I don't think it did.

Why do you need F# in Node to render some HTML? Phantomjs does not cut it?

7sharp9 commented 9 years ago

@tjanczuk Because its fun -> :-)

@haf I havent bumped my repo or the node package lately but I think it should be done now.

haf commented 9 years ago

@tjanczuk Well, the whole site is in http://suave.io/ which is F# and I use ReactJS for the front-end. (a very nice combo it turns out), but for some pages I can have some gains from server-side rendering. Also, npm has a lot of high quality packages for sass, coffee script (and assorted transpilers) and in the really long run, it could help to have direct access to the react compiler if I ever got the idea to cut my teeth at om but for F#.

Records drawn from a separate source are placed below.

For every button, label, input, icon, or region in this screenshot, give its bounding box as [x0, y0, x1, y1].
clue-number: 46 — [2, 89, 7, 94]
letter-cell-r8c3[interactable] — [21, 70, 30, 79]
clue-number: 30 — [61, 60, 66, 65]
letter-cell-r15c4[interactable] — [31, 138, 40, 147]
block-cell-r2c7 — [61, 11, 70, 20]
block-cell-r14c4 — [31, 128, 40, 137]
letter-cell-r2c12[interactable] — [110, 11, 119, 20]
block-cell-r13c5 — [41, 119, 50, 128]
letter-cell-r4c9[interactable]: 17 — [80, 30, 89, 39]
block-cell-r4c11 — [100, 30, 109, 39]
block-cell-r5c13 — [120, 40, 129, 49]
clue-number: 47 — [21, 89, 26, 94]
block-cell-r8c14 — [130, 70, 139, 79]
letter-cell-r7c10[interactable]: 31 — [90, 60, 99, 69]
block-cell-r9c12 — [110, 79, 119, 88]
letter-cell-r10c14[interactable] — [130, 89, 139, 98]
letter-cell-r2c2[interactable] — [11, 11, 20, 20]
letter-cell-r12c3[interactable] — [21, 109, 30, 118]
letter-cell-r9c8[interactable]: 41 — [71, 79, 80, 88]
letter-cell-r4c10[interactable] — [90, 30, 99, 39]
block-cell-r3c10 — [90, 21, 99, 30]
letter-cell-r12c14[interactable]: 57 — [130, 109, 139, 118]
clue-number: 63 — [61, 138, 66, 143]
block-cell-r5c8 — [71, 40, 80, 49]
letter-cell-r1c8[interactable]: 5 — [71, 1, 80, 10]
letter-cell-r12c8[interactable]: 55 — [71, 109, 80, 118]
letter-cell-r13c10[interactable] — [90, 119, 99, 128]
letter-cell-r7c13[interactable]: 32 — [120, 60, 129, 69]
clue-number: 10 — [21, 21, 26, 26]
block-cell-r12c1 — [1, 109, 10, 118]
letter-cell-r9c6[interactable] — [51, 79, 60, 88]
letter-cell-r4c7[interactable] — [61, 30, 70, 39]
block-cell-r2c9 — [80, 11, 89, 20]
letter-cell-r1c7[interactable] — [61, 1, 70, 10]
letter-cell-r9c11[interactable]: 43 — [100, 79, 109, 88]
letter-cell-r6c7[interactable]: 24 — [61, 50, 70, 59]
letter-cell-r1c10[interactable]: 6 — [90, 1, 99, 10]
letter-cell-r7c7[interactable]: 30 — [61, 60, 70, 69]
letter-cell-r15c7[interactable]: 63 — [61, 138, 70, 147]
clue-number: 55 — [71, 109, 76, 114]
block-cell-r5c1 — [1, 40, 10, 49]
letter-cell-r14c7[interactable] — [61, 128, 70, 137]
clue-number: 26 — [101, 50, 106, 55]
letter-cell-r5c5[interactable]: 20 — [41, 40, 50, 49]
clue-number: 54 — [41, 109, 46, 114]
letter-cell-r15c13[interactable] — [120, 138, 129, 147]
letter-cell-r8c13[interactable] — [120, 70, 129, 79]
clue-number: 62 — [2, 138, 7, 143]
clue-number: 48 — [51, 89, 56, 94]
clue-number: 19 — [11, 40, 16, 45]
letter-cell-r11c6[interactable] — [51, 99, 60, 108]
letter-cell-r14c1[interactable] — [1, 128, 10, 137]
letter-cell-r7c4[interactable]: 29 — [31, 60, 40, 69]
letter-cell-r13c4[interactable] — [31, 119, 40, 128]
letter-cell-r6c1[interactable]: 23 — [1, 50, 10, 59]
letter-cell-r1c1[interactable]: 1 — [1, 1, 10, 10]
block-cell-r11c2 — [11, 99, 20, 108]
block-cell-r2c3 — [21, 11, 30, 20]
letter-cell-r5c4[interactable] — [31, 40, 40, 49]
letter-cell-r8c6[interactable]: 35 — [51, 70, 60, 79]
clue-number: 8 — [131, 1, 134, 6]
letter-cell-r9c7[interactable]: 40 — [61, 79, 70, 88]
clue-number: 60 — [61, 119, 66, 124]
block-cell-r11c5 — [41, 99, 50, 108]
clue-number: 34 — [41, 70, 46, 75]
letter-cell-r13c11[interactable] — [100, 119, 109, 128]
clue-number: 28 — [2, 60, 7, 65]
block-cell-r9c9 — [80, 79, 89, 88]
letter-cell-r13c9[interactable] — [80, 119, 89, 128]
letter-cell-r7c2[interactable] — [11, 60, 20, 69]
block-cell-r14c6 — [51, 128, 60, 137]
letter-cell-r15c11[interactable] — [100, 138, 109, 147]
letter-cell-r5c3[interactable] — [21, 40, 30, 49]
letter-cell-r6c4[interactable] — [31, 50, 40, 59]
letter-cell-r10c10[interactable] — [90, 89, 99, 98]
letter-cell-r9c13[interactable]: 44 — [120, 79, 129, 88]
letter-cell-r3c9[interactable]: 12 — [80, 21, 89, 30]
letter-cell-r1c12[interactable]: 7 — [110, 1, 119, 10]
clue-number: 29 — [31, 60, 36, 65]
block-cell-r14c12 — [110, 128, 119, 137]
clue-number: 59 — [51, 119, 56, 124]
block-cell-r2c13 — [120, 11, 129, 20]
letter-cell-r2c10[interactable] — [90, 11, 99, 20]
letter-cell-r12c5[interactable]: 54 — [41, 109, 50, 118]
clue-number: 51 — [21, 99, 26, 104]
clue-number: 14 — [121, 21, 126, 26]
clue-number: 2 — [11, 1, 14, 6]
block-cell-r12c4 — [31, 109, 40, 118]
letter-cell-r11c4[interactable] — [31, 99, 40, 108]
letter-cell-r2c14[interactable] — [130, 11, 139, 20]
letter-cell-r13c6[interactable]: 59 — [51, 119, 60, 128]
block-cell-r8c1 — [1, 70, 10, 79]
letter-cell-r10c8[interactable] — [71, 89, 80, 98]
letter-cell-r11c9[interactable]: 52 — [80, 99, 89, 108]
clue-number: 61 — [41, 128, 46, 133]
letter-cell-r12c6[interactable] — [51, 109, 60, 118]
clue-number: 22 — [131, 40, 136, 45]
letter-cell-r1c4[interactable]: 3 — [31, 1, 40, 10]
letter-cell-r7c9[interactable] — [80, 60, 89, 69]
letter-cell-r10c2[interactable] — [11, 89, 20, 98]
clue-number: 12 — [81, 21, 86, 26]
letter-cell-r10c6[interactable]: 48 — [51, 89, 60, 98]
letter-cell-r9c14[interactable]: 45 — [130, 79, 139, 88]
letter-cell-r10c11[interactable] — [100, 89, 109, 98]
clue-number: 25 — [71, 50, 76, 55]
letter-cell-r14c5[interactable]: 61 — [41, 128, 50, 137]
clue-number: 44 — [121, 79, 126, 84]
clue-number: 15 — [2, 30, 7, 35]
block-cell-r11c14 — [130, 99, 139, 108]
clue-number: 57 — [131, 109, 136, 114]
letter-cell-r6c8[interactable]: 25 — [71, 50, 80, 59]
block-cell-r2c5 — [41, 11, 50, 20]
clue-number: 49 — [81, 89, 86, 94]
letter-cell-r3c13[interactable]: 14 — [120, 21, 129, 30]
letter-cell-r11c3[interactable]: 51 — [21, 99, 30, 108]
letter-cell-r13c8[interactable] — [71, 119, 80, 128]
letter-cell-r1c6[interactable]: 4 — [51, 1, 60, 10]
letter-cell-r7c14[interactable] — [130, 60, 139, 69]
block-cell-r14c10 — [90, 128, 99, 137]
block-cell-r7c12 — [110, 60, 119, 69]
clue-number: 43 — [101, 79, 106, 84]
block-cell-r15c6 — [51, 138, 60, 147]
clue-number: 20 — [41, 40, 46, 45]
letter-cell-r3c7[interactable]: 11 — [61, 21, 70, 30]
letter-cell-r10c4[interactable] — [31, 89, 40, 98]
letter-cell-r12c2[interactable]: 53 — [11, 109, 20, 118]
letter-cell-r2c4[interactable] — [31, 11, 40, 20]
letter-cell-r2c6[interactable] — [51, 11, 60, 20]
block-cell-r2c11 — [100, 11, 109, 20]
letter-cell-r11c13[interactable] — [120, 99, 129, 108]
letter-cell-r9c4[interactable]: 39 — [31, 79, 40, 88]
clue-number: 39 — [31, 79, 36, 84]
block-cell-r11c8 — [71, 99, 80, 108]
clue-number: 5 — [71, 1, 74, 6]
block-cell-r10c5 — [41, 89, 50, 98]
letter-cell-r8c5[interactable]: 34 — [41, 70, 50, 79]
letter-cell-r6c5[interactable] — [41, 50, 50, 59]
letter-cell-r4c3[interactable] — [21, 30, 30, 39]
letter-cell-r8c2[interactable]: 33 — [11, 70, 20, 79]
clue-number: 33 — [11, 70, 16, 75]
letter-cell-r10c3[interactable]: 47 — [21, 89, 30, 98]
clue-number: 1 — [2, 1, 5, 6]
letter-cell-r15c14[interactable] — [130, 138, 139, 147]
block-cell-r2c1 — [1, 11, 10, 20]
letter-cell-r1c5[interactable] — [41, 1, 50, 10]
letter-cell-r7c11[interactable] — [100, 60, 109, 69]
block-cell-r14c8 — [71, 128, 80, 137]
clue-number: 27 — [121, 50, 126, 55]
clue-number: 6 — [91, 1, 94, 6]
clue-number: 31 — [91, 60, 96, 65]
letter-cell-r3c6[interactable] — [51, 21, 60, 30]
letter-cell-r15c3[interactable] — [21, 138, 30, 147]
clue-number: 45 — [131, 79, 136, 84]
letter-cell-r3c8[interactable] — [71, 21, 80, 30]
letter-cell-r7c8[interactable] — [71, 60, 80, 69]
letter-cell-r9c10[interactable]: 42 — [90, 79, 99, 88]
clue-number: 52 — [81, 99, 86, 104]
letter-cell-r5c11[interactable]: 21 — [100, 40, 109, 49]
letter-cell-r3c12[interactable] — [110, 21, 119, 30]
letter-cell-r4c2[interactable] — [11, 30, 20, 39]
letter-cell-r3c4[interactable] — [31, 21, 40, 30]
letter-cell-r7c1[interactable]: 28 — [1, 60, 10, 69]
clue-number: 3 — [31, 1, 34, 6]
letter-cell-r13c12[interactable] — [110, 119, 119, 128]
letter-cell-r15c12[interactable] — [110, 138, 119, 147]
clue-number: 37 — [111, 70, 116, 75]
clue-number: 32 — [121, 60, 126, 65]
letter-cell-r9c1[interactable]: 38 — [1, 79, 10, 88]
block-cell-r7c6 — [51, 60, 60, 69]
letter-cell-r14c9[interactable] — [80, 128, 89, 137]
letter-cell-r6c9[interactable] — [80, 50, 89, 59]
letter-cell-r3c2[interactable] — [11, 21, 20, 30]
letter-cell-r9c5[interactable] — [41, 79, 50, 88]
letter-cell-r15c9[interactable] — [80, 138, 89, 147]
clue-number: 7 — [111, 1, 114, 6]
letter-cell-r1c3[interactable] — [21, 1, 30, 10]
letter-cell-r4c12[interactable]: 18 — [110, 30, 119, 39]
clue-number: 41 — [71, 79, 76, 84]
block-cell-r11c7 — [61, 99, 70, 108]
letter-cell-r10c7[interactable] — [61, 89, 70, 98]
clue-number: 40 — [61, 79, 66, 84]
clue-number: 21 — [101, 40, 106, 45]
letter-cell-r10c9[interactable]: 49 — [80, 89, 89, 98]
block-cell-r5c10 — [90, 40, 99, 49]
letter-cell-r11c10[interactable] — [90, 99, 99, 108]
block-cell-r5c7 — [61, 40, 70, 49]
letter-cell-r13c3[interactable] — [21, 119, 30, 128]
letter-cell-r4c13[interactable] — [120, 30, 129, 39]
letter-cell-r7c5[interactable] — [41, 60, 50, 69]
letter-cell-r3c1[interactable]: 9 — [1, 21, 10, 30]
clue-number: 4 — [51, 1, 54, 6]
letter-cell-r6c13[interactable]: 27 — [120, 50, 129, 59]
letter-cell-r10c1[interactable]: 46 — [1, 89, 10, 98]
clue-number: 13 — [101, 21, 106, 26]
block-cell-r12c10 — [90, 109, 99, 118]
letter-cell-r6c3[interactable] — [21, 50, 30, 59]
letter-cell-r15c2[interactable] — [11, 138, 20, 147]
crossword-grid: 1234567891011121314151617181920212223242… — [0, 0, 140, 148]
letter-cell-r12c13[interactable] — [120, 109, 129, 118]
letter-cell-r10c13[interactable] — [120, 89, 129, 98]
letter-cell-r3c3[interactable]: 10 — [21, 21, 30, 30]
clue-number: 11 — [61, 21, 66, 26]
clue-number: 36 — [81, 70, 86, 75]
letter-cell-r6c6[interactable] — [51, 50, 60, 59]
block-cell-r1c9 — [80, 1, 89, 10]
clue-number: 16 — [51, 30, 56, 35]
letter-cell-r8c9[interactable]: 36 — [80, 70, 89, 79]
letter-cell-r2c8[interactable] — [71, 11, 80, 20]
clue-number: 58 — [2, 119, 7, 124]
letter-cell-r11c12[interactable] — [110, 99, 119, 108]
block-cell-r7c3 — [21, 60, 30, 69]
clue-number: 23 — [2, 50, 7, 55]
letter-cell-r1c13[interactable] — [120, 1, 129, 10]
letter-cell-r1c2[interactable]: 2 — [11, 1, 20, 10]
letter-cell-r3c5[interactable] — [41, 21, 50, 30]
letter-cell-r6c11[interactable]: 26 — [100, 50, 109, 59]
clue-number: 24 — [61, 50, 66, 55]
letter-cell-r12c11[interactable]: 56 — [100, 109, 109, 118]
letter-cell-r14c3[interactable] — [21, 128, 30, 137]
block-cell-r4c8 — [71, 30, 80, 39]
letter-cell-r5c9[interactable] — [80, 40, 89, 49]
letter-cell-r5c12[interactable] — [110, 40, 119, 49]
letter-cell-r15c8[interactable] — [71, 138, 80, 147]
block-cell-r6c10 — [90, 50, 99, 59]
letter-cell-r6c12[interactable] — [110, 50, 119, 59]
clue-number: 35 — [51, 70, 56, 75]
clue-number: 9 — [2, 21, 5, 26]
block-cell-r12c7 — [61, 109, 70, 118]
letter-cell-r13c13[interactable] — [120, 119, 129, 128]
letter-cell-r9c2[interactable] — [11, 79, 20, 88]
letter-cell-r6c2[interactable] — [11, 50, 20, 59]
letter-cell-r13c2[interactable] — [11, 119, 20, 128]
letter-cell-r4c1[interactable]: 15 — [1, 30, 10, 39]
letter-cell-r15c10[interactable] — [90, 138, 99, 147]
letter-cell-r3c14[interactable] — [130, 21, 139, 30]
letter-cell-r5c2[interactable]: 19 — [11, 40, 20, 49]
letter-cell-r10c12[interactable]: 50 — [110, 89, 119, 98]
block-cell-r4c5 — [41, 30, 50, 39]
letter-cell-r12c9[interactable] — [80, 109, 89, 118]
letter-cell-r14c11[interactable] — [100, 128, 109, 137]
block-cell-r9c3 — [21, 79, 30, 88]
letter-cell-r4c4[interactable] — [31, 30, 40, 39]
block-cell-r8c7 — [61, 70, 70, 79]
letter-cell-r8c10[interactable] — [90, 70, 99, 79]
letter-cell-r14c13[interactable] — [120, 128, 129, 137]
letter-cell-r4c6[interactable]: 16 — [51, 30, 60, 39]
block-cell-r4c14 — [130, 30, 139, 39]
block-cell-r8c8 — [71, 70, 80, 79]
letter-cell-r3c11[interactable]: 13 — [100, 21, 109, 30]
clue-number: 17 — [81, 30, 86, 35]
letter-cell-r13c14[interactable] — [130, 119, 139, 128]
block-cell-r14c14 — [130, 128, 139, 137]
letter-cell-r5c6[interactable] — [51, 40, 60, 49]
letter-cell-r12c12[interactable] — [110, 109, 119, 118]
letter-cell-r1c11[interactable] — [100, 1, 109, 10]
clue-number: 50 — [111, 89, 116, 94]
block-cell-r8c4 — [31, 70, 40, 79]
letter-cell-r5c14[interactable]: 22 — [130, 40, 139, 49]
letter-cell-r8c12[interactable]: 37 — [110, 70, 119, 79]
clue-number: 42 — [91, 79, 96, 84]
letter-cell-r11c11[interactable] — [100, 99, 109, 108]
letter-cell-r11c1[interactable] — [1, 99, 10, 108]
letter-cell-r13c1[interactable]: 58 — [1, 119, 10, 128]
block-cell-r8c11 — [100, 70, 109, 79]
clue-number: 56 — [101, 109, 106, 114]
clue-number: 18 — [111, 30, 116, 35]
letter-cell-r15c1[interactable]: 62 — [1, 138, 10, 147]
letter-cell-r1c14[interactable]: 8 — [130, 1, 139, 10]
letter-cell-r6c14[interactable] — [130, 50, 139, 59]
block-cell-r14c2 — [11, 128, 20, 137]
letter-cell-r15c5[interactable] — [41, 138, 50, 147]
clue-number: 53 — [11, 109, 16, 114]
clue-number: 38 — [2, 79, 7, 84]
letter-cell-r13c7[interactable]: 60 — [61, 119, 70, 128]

It's also nice to be able to use anything nodejs can provide directly from F#. =) And it's fun.

tjanczuk commented 9 years ago

So it looks like what you are referring to is calling Node from F#, not F# from Node? If that is the case, have you tried the Edge.js nugget package? https://www.nuget.org/packages/Edge.js/

haf commented 9 years ago

Yes, that's right. Thanks, I will absolutely try it!